Épidémie de choléra au Tchad : N’Djamena en première ligne face à la mortalité
Le choléra progresse rapidement au Tchad, où le bilan s’alourdit chaque jour. Au 8 août, 320 cas et 15 décès ont été recensés, dont 52 nouvelles contaminations en seulement 72 heures. La capitale, N’Djamena, enregistre la mortalité la plus élevée, avec huit décès parmi 92 malades. Parallèlement, plus de 143 000 personnes ont déjà bénéficié d’une vaccination dans les zones prioritaires.
- Santé

Au Tchad, la situation épidémiologique liée au choléra se dégrade rapidement. Au 8 août, le pays comptait 320 cas confirmés et 15 décès, selon les dernières données disponibles. En seulement trois jours, 52 nouveaux cas ont été identifiés. Le taux de létalité national atteint désormais 4,7 %, un chiffre alarmant comparé au seuil d’1 % considéré comme acceptable lorsque la maladie est maîtrisée. Trois régions sont particulièrement affectées : Hadjer-Lamis, le Lac et la capitale N’Djamena.

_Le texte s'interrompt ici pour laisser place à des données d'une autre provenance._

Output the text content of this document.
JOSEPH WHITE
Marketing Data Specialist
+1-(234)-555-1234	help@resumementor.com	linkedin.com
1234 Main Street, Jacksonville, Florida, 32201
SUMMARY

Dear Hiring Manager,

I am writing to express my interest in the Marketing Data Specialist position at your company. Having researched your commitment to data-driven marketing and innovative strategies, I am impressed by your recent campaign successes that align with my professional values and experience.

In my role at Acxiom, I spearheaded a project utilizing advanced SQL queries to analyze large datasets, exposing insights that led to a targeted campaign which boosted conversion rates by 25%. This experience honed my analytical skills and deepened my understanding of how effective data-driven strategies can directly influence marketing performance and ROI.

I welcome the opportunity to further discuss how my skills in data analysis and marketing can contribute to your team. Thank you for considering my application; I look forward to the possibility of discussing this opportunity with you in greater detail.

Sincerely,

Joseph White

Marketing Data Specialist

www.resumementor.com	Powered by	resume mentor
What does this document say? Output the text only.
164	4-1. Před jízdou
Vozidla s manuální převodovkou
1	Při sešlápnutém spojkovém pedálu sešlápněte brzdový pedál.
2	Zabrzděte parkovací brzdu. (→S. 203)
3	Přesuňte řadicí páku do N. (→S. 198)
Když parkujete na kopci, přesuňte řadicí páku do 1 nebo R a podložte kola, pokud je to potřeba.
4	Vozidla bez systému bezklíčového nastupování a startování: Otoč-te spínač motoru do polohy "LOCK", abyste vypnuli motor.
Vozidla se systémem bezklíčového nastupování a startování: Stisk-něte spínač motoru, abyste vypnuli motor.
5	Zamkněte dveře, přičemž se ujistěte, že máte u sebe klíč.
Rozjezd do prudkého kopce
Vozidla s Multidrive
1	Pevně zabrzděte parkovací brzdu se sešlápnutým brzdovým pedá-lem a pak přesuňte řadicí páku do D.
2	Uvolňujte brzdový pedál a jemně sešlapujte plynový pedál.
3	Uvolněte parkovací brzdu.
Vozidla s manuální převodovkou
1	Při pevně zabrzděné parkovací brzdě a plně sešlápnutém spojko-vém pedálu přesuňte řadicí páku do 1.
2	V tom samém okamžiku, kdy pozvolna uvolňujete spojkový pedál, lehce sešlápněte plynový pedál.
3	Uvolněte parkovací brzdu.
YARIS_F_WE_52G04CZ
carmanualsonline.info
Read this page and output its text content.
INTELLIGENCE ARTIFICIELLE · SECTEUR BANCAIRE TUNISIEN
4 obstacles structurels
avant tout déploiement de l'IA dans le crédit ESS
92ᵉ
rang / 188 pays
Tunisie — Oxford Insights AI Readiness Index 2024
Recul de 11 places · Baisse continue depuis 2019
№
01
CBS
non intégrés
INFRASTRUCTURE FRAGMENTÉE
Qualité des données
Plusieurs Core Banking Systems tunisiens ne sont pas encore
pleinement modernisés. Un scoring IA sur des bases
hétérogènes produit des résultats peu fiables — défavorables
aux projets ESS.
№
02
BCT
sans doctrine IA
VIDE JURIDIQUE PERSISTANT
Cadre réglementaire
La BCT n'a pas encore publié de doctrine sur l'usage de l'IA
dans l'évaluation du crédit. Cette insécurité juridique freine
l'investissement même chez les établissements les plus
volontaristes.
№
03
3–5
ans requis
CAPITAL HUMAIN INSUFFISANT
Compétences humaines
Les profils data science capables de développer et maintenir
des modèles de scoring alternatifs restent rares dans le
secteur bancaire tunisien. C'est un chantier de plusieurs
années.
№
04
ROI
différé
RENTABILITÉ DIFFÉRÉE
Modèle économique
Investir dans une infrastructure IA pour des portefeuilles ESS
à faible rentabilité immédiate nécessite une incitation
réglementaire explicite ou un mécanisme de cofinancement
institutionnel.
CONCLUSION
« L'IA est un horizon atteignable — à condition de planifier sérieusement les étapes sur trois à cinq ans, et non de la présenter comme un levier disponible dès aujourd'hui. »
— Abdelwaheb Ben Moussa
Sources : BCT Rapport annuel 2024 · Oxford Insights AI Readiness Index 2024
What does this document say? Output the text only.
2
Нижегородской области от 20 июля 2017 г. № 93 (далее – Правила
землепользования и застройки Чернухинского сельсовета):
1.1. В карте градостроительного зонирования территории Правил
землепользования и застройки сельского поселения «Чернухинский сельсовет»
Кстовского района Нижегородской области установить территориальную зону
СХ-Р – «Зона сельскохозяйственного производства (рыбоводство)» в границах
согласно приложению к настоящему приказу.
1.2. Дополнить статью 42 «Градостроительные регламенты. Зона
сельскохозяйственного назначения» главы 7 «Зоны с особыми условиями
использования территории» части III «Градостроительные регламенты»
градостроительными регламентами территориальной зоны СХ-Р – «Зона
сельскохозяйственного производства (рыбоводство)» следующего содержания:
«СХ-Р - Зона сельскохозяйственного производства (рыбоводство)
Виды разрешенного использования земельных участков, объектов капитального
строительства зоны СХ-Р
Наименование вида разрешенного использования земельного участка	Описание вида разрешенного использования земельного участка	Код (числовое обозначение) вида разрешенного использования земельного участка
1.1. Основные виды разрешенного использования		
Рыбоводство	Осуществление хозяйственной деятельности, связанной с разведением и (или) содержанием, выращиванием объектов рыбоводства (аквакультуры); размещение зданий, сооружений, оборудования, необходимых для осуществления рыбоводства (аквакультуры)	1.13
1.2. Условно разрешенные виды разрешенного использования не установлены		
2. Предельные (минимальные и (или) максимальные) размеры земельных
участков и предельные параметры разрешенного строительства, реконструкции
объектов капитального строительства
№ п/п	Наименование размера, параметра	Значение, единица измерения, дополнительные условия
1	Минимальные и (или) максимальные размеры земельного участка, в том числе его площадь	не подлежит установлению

Au total, 58 villages et quartiers répartis dans douze zones sanitaires signalent des cas de contamination.
Hadjer-Lamis se distingue par le nombre le plus élevé de cas, avec 168 malades et cinq décès, soit un taux de létalité de 3 %. À N’Djamena, bien que moins touchée en volume, la situation est bien plus critique : 92 cas et huit décès, correspondant à un taux de létalité de 8,7 %. Dans la province du Lac, autour du district de Kangalom, on dénombre 60 cas et deux décès, avec une létalité de 3,3 %. Les analyses en laboratoire confirment une circulation active du vibrion cholérique, puisque 56 % des prélèvements (27 sur 48) se sont révélés positifs.
Une épidémie qui touche principalement les enfants
Une particularité frappe les observateurs : l’âge médian des patients est exceptionnellement bas, à seulement 10 ans. De plus, 84 % des malades présentent une déshydratation modérée ou sévère, une complication grave nécessitant une intervention médicale immédiate. Le taux d’attaque national est estimé à 13,3 cas pour 100 000 habitants, soulignant l’ampleur de la propagation.
Les défis de la riposte sanitaire
Face à cette crise, les équipes médicales déploient une campagne de vaccination ciblée. Au 8 août, 143 367 personnes avaient reçu le vaccin, soit près de 90 % de la population prioritaire. Cependant, plusieurs obstacles entravent l’efficacité des mesures : accès limité à l’eau potable, infrastructures d’assainissement insuffisantes, pratiques de défécation en plein air, forte densité démographique dans certaines zones et mouvements migratoires fréquents. Dans la province du Lac, les difficultés logistiques compliquent encore la sensibilisation, le suivi des patients et l’organisation des soins.
Pour limiter la propagation, les autorités sanitaires recommandent des gestes simples mais essentiels : lavage régulier des mains avec de l’eau propre et du savon, consommation exclusive d’eau potable ou bouillie, et consultation médicale urgente en cas de diarrhée aiguë. Le choléra, infection intestinale aiguë, se transmet par l’ingestion d’aliments ou d’eau contaminés. Sans traitement rapide, ses formes graves peuvent entraîner une déshydratation mortelle en quelques heures.